The framing option for this RUN includes a 1 inch Black Wood Frame with UV-Glass, foam core backing & ready to hang hardware.
"These are all Dr. Seuss fish mixed with the B-24 Liberator. They all have different markings from different theaters of the war they were based in.
Overall this is a continuing series of my fish morphed with World War II aircrafts. All of the fish are native North American species, except for the Dr. Seuss fish, which I am assuming are American as well.
Since this release is close to D-Day, many of the fish are marked with D-Day invasion stripes. The allies had all of their planes marked black and white so there would be less confusion during the landing.
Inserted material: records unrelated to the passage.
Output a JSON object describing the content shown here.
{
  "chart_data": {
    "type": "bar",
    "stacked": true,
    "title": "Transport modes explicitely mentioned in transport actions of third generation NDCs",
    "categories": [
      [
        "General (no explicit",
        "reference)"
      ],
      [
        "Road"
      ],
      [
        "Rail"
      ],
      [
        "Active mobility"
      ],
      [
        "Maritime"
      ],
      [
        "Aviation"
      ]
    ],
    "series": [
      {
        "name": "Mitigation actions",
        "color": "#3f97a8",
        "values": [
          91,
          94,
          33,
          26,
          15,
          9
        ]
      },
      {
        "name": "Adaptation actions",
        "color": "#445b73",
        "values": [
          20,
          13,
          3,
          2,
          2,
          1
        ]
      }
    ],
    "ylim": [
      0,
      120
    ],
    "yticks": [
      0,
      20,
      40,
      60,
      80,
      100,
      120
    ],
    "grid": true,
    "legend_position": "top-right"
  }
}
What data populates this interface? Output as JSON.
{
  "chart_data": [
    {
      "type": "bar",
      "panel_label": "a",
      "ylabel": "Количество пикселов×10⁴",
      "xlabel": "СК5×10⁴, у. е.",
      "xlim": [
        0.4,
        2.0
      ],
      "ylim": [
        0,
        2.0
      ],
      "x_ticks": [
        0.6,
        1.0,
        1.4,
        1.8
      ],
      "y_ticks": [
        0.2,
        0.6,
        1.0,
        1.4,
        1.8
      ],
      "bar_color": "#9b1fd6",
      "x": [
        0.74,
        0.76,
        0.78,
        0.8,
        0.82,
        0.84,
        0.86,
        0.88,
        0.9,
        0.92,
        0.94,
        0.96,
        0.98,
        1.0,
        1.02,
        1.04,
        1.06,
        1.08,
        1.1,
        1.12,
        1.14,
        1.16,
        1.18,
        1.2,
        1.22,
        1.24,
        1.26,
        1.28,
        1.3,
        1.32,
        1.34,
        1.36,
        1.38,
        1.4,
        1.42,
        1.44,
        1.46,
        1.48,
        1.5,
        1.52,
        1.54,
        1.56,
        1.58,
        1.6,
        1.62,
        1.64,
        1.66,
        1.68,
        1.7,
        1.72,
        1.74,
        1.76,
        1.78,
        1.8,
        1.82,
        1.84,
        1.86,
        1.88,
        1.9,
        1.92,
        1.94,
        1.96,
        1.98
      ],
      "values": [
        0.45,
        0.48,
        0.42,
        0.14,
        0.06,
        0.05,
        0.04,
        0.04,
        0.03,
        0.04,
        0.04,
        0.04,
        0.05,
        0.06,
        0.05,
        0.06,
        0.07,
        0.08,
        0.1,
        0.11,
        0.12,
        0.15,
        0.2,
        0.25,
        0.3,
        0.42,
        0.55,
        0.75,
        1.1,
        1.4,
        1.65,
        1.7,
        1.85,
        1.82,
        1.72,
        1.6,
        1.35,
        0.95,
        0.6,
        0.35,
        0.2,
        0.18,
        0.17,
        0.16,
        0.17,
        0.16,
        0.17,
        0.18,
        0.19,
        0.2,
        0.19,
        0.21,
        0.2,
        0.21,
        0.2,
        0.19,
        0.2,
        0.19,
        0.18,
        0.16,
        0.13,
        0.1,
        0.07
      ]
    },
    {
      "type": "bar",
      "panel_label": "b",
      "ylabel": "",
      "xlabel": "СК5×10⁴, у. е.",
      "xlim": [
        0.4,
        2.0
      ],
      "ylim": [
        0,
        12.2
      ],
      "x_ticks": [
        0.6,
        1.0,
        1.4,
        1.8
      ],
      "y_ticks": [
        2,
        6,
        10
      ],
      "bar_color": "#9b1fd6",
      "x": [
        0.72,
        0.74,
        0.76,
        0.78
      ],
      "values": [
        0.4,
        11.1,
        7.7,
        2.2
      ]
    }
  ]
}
Some of the adversaries in these pieces are my standard goldfish crackers, marked with either German or Japanese insignias." - Derek Hess
This RUN comes signed,numbered and with a Certificate of Authenticity from Derek Hess and 1xRUN.
From concert posters to politically charged fine art pieces, Cleveland-based artist Derek Hess has tested the waters of both the music and art world for over 15 years.
Growth, in general, has been an unwavering theme throughout both Hess’ personal and professional life. From a young age, Hess was transfixed by his father Roy’s ability to create on paper the images of planes and tanks that his son had swimming in his head.
Always a fan of music, Hess began booking shows at the Euclid Tavern, a staple for cover bands and blues at the time. Hess soon began to curtail the format of the bands being brought to the tavern into something he liked and was comfortable with. He also started creating the promotional flyers for the shows using his own unique vision and a play off the bands names and genre.
More recently, Hess started a clothing line, Strhess, as well as Hessfest and the Strhess Tour, a collaboration of music and art that features bands such as Thursday, Shadow’s Fall, Stretch Arm Strong and Taking Back Sunday.
Hess’ art has been able to transcend genres as well as generations, which is icing on the cake for the artist. “At the end of the day I’d like, ideally, for all of my art to be technically sound. That, to me, is what makes a successful artist.”